©2017 Kidney Care Partners
Decision Alleviates Concerns Over Potential for Organ Rejections, Preserves Physician Discretion Over Patient Care
Washington, DC – Kidney Care Partners (KCP) voiced strong support for Centers for Medicare & Medicaid Services (CMS) Administrator Marilyn Tavenner’s announcement that CMS would not finalize proposals to lift the protected class definition on three drug classes, including life-sustaining immunosuppressive drugs, that transplant patients must take to help prevent their bodies from rejecting the transplanted organ. KCP is a broad-based alliance that includes patient advocates, dialysis care professionals, providers, and manufacturers organized to advance policies that improve the quality of care for individuals with chronic kidney disease (CKD) and irreversible kidney failure, known as end‐stage renal disease (ESRD).
The decision was heralded by the kidney community as essential to preserving the doctor-patient relationship by ensuring that Part D prescription drug plans do not restrict the immunosuppressive drugs they cover. Retaining the protected class status of these drugs will allow physicians to prescribe the most appropriate medicine tailored to each transplant patient.
In January, CMS issued a proposed rule that would have permitted Part D plans to stop including all immunosuppressive drugs in their plans. Individuals who receive a transplant must take immunosuppressive drugs indefinitely, which help prevent their bodies from rejecting the kidney. The decision of which combination of drugs to take is a complex medical choice that requires physicians to balance multiple factors and tailor the treatment to each individual patient.
“Individuals who receive life-saving kidney transplants rely upon immunosuppressive drugs to sustain their lives,” said Dr. Edward Jones, Chair of KCP and a practicing nephrologist. “To minimize or avoid rejection, patients and their doctors work closely together to find the right combination of drugs to reduce myriad side effects, while carefully accounting for changes in the patient’s body that require adjusting the drugs over time to prevent organ rejection.”
In response to the proposed rule, KCP said that, if finalized, the revised policies would have contradicted the intent of the Congress, which was to protect access to certain drugs and biologicals for which restricted access would have major or life-threatening consequences. Specifically, Congress authorized the Secretary to make exceptions that would prohibit Part D sponsors from limiting access for such drugs.

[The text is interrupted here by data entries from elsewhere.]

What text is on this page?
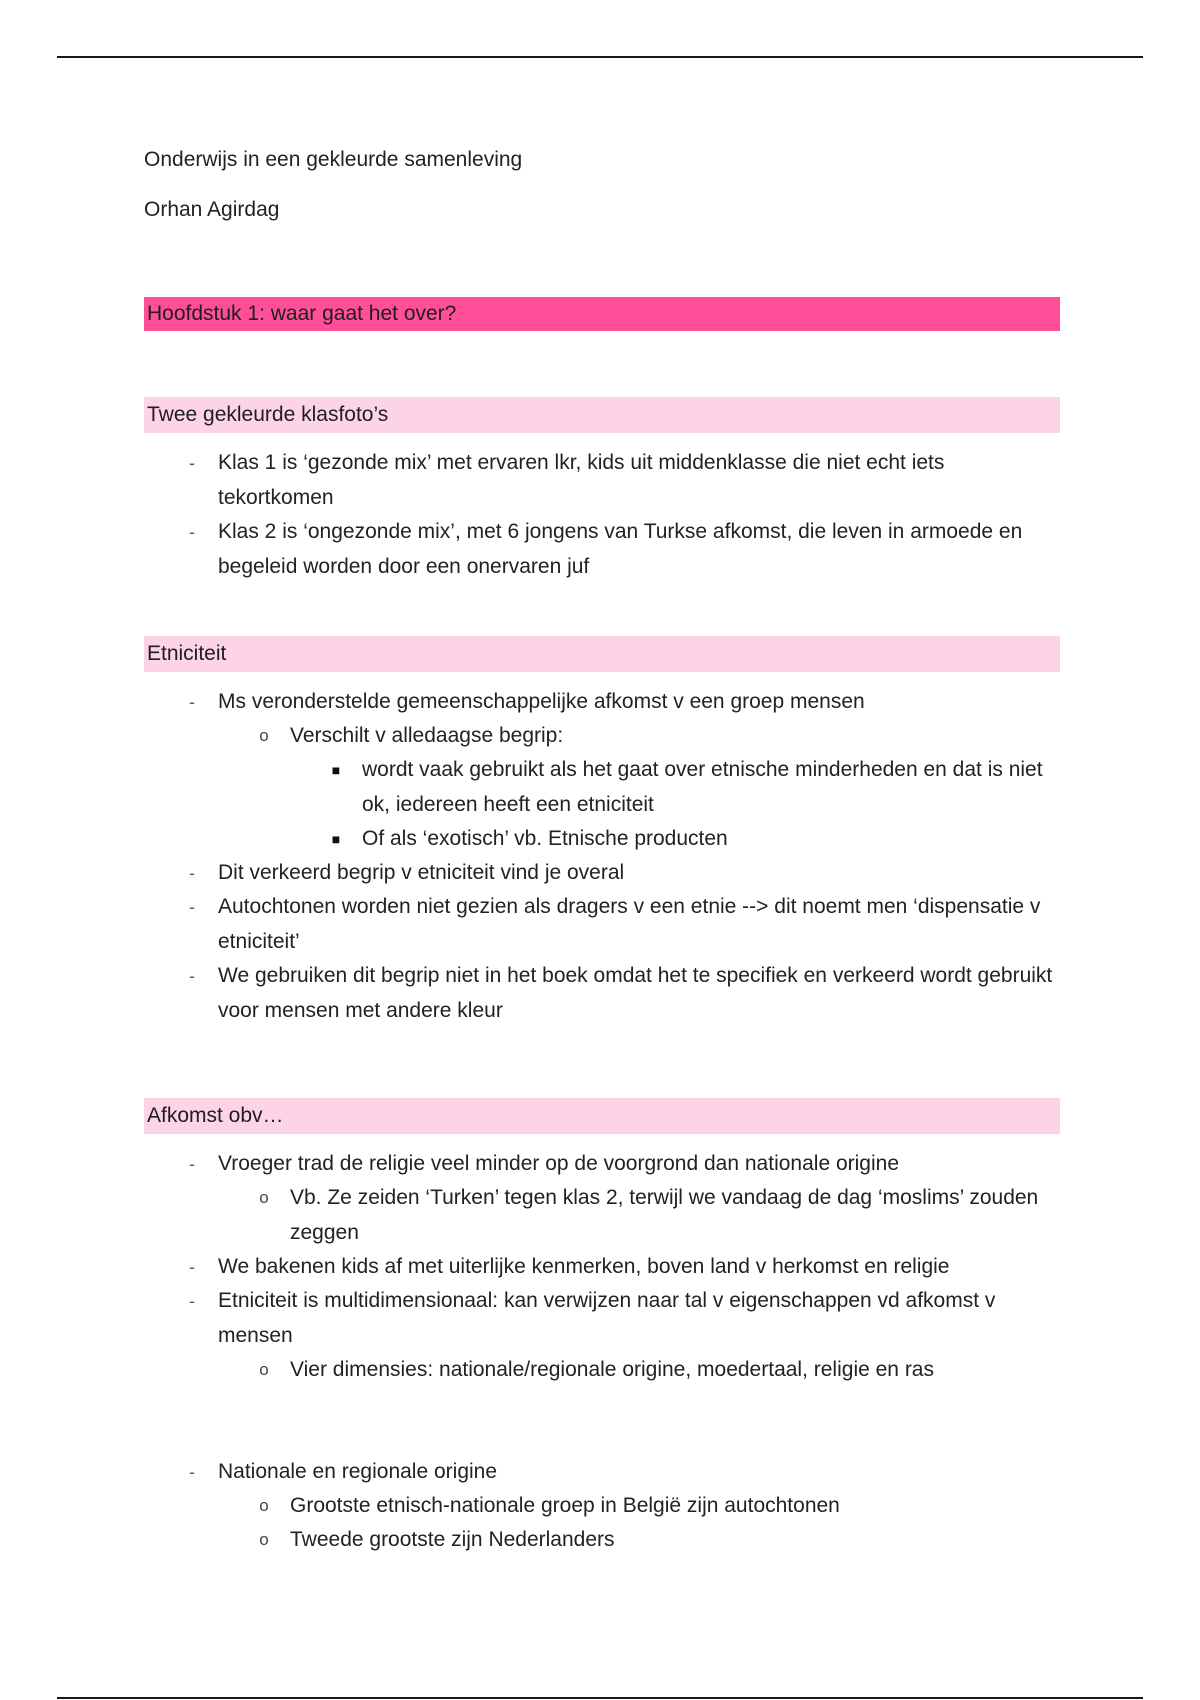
Onderwijs in een gekleurde samenleving
Orhan Agirdag
Hoofdstuk 1: waar gaat het over?
Twee gekleurde klasfoto’s
-	Klas 1 is ‘gezonde mix’ met ervaren lkr, kids uit middenklasse die niet echt iets tekortkomen
-	Klas 2 is ‘ongezonde mix’, met 6 jongens van Turkse afkomst, die leven in armoede en begeleid worden door een onervaren juf
Etniciteit
-	Ms veronderstelde gemeenschappelijke afkomst v een groep mensen
o Verschilt v alledaagse begrip:
■ wordt vaak gebruikt als het gaat over etnische minderheden en dat is niet ok, iedereen heeft een etniciteit
■ Of als ‘exotisch’ vb. Etnische producten
-	Dit verkeerd begrip v etniciteit vind je overal
-	Autochtonen worden niet gezien als dragers v een etnie --> dit noemt men ‘dispensatie v etniciteit’
-	We gebruiken dit begrip niet in het boek omdat het te specifiek en verkeerd wordt gebruikt voor mensen met andere kleur
Afkomst obv…
-	Vroeger trad de religie veel minder op de voorgrond dan nationale origine
o Vb. Ze zeiden ‘Turken’ tegen klas 2, terwijl we vandaag de dag ‘moslims’ zouden zeggen
-	We bakenen kids af met uiterlijke kenmerken, boven land v herkomst en religie
-	Etniciteit is multidimensionaal: kan verwijzen naar tal v eigenschappen vd afkomst v mensen
o Vier dimensies: nationale/regionale origine, moedertaal, religie en ras
-	Nationale en regionale origine
o Grootste etnisch-nationale groep in België zijn autochtonen
o Tweede grootste zijn Nederlanders
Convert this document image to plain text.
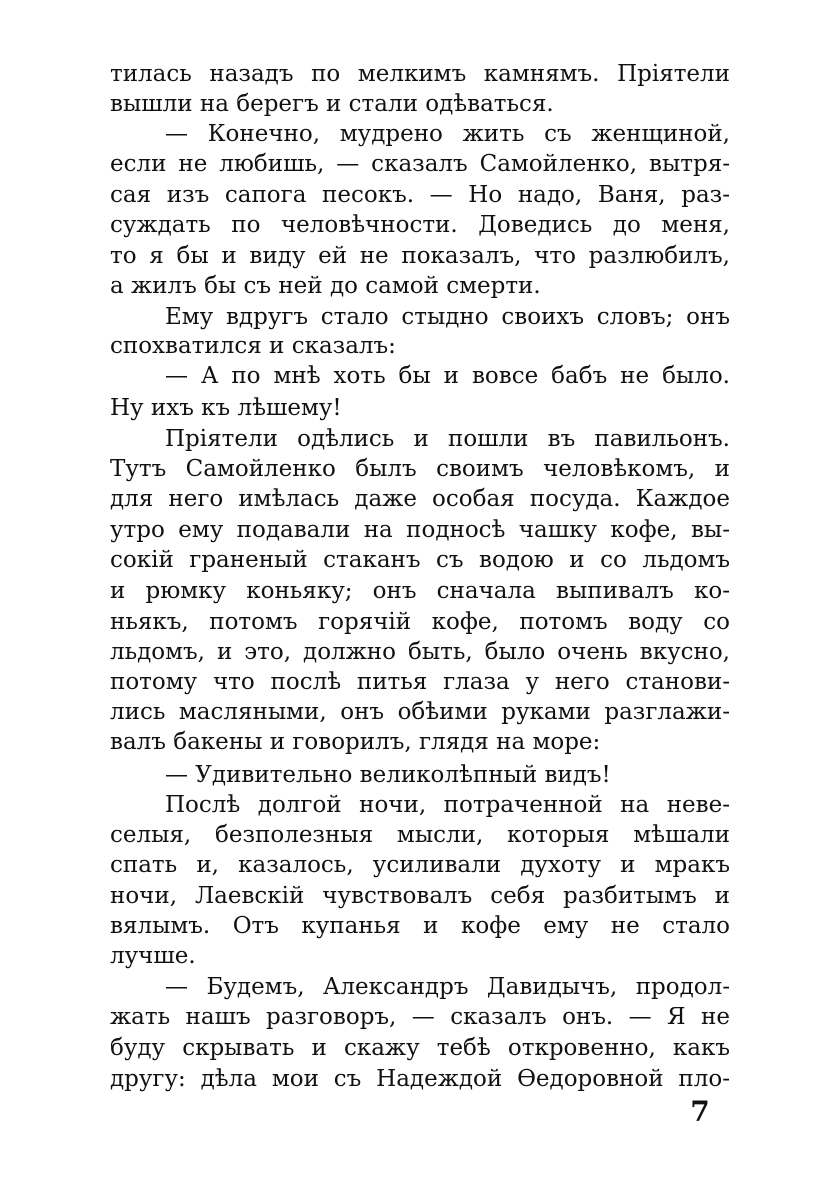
тилась назадъ по мелкимъ камнямъ. Пріятели
вышли на берегъ и стали одѣваться.
— Конечно, мудрено жить съ женщиной,
если не любишь, — сказалъ Самойленко, вытря-
сая изъ сапога песокъ. — Но надо, Ваня, раз-
суждать по человѣчности. Доведись до меня,
то я бы и виду ей не показалъ, что разлюбилъ,
а жилъ бы съ ней до самой смерти.
Ему вдругъ стало стыдно своихъ словъ; онъ
спохватился и сказалъ:
— А по мнѣ хоть бы и вовсе бабъ не было.
Ну ихъ къ лѣшему!
Пріятели одѣлись и пошли въ павильонъ.
Тутъ Самойленко былъ своимъ человѣкомъ, и
для него имѣлась даже особая посуда. Каждое
утро ему подавали на подносѣ чашку кофе, вы-
сокій граненый стаканъ съ водою и со льдомъ
и рюмку коньяку; онъ сначала выпивалъ ко-
ньякъ, потомъ горячій кофе, потомъ воду со
льдомъ, и это, должно быть, было очень вкусно,
потому что послѣ питья глаза у него станови-
лись масляными, онъ обѣими руками разглажи-
валъ бакены и говорилъ, глядя на море:
— Удивительно великолѣпный видъ!
Послѣ долгой ночи, потраченной на неве-
селыя, безполезныя мысли, которыя мѣшали
спать и, казалось, усиливали духоту и мракъ
ночи, Лаевскій чувствовалъ себя разбитымъ и
вялымъ. Отъ купанья и кофе ему не стало
лучше.
— Будемъ, Александръ Давидычъ, продол-
жать нашъ разговоръ, — сказалъ онъ. — Я не
буду скрывать и скажу тебѣ откровенно, какъ
другу: дѣла мои съ Надеждой Ѳедоровной пло-
7
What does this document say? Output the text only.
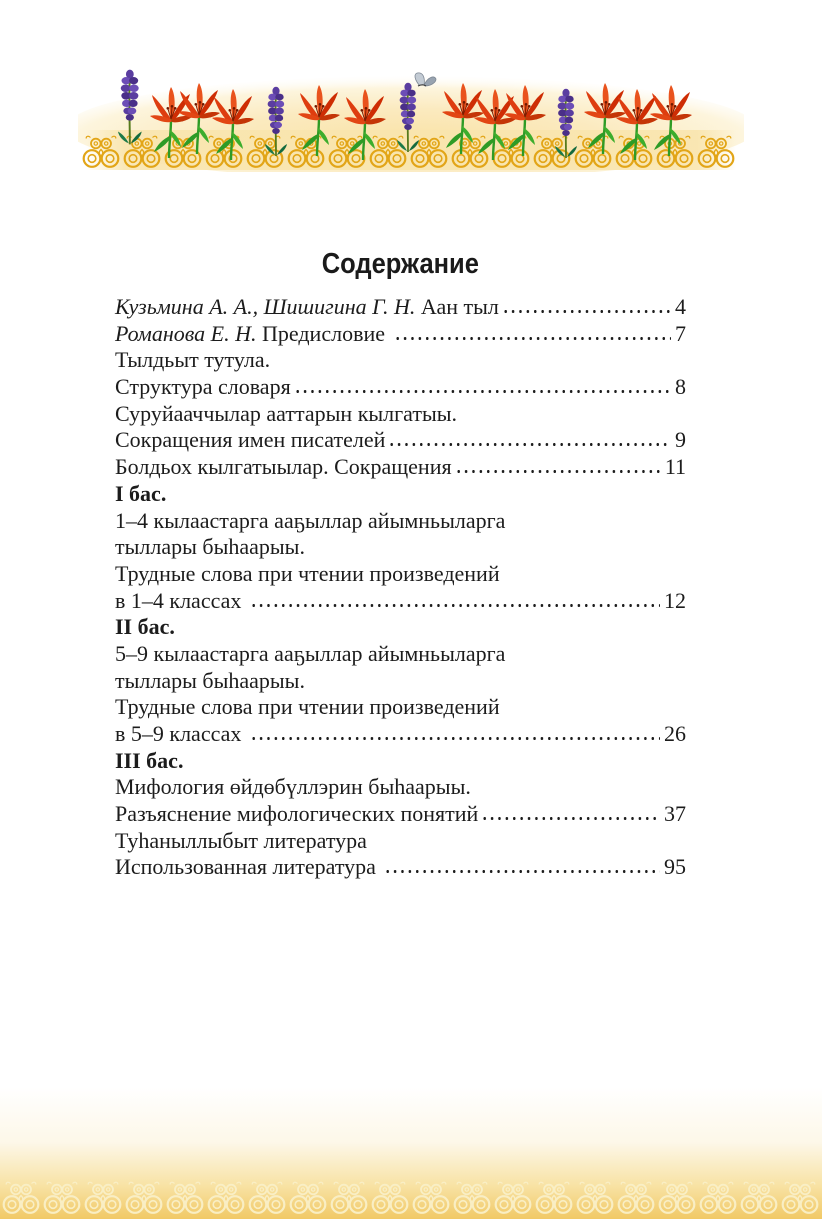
Содержание
Кузьмина А. А., Шишигина Г. Н. Аан тыл	4
Романова Е. Н. Предисловие	7
Тылдьыт тутула.
Структура словаря	8
Суруйааччылар ааттарын кылгатыы.
Сокращения имен писателей	9
Болдьох кылгатыылар. Сокращения	11
I бас.
1–4 кылаастарга ааҕыллар айымньыларга
тыллары быһаарыы.
Трудные слова при чтении произведений
в 1–4 классах	12
II бас.
5–9 кылаастарга ааҕыллар айымньыларга
тыллары быһаарыы.
Трудные слова при чтении произведений
в 5–9 классах	26
III бас.
Мифология өйдөбүллэрин быһаарыы.
Разъяснение мифологических понятий	37
Туһаныллыбыт литература
Использованная литература	95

KCP maintained that Medicare ESRD beneficiaries should not have their lives put at risk by a Part D sponsor’s decision not to place all or substantially all necessary immunosuppressive drugs on its formulary, thus disrupting the delicate balancing act reached between the patient and his/her physician with regard to these life-sustaining drugs. Getting it wrong could mean losing the transplanted kidney or even death.
“All along, our concern with the proposed rule had nothing to do with favoring one drug over another, but rather the importance of protecting the doctor-patient relationship and the ability of physicians to prescribe the most appropriate medication for each individual patient based on their case,” concluded Dr. Jones. “We commend CMS Administrator Tavenner for listening to KCP’s concerns and their thoughtful response. KCP looks forward to working with them on this issue and other issues important to kidney patients.”